“The enzyme deficiency can be mild enough so that the person is able to detoxify ammonia adequately — until there’s a trigger,” said Cynthia Le Mons, executive director of the foundation. The trigger could be a viral illness, stress, or a high-protein diet, she added.
“There was just no way of knowing she had it because they don’t routinely test for it,” said Michelle White, mother of Hefford and a resident of Perth. “She started to feel unwell and she collapsed.”

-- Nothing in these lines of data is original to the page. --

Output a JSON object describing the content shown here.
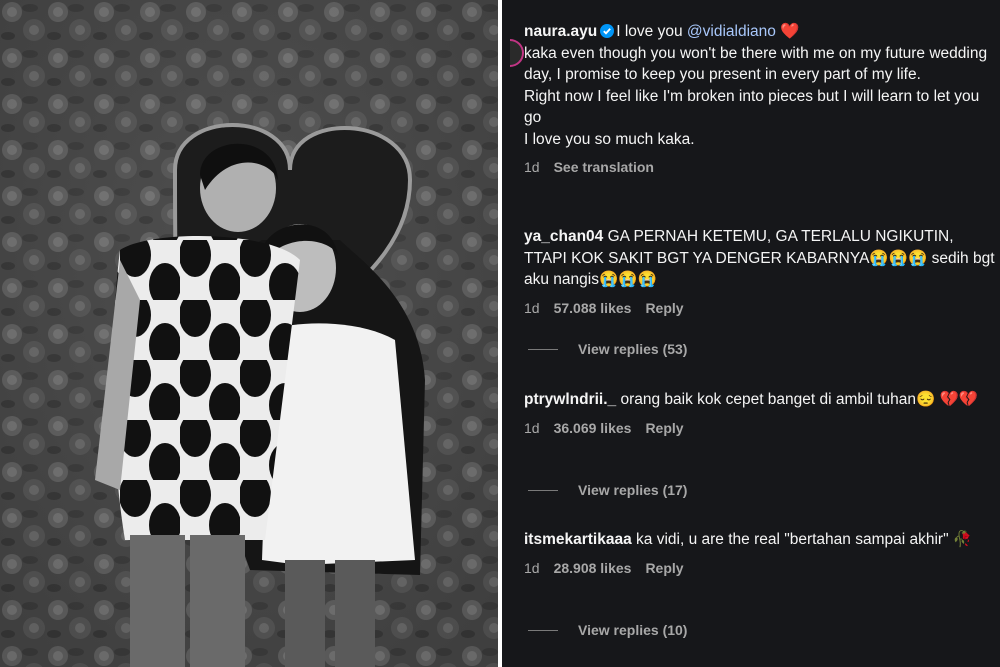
{
  "comments": [
    {
      "username": "naura.ayu",
      "verified": true,
      "text_before_mention": "I love you ",
      "mention": "@vidialdiano",
      "text_after_mention": " ❤️",
      "body": "kaka even though you won't be there with me on my future wedding day, I promise to keep you present in every part of my life.\nRight now I feel like I'm broken into pieces but I will learn to let you go\nI love you so much kaka.",
      "age": "1d",
      "action": "See translation"
    },
    {
      "username": "ya_chan04",
      "text": "GA PERNAH KETEMU, GA TERLALU NGIKUTIN, TTAPI KOK SAKIT BGT YA DENGER KABARNYA😭😭😭 sedih bgt aku nangis😭😭😭",
      "age": "1d",
      "likes": "57.088 likes",
      "reply_label": "Reply",
      "view_replies": "View replies (53)"
    },
    {
      "username": "ptrywlndrii._",
      "text": "orang baik kok cepet banget di ambil tuhan😔 💔💔",
      "age": "1d",
      "likes": "36.069 likes",
      "reply_label": "Reply",
      "view_replies": "View replies (17)"
    },
    {
      "username": "itsmekartikaaa",
      "text": "ka vidi, u are the real \"bertahan sampai akhir\" 🥀",
      "age": "1d",
      "likes": "28.908 likes",
      "reply_label": "Reply",
      "view_replies": "View replies (10)"
    }
  ],
  "colors": {
    "panel_bg": "#16171a",
    "mention": "#a8c7fa",
    "verified_badge": "#0095f6",
    "muted": "#a8a8a8"
  },
  "icons": [
    "verified-badge-icon",
    "avatar"
  ]
}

White blames protein shakes for her daughter’s death.
Since 2014, Hefford, who worked at Princess Margaret Hospital for Children and studied paramedicine, had been competing as a bodybuilder.
It was only after Hefford’s death that White discovered containers of protein supplements in her daughter’s kitchen, along with a strict food plan. White understood then that her daughter, who had been preparing for another bodybuilding competition, had also been consuming an unbalanced diet.
“There’s medical advice on the back of all the supplements to seek out a doctor, but how many young people actually do?” said White.
Le Mons said, “typically, there are nuanced symptoms that just go unrecognized” with mild cases of urea cycle disorder. Symptoms include episodes of a lack of concentration, being very tired and vomiting.
“Sometimes people think it’s the flu and might even go to the ER thinking they have a really bad flu,” said Le Mons, who added that a simple serum ammonia level test, which can detect the condition, is not routinely done in ERs.
It’s unclear whether Hefford suffered symptoms of her condition. White said she hopes her daughter’s story will serve as a warning to help save lives. White believes protein supplements need more regulation. The Australian Medical Association says there’s no real health benefit to such supplements. And, while they may not be necessary for most people, they’re not dangerous to most either.
The estimated incidence of urea cycle disorders is 1 in 8,500 births. Since many cases remain undiagnosed, the exact incidence is unknown and believed to be underestimated.
“There’s a myth that this disorder only affects children,” said Le Mons, who noted one patient reached age 85 before diagnosis.
Regarding Hefford, Le Mons said that “this is not the first time this has happened.” Other athletes, who like Hefford were unaware of their condition, have died when consuming a high protein diet triggered their condition.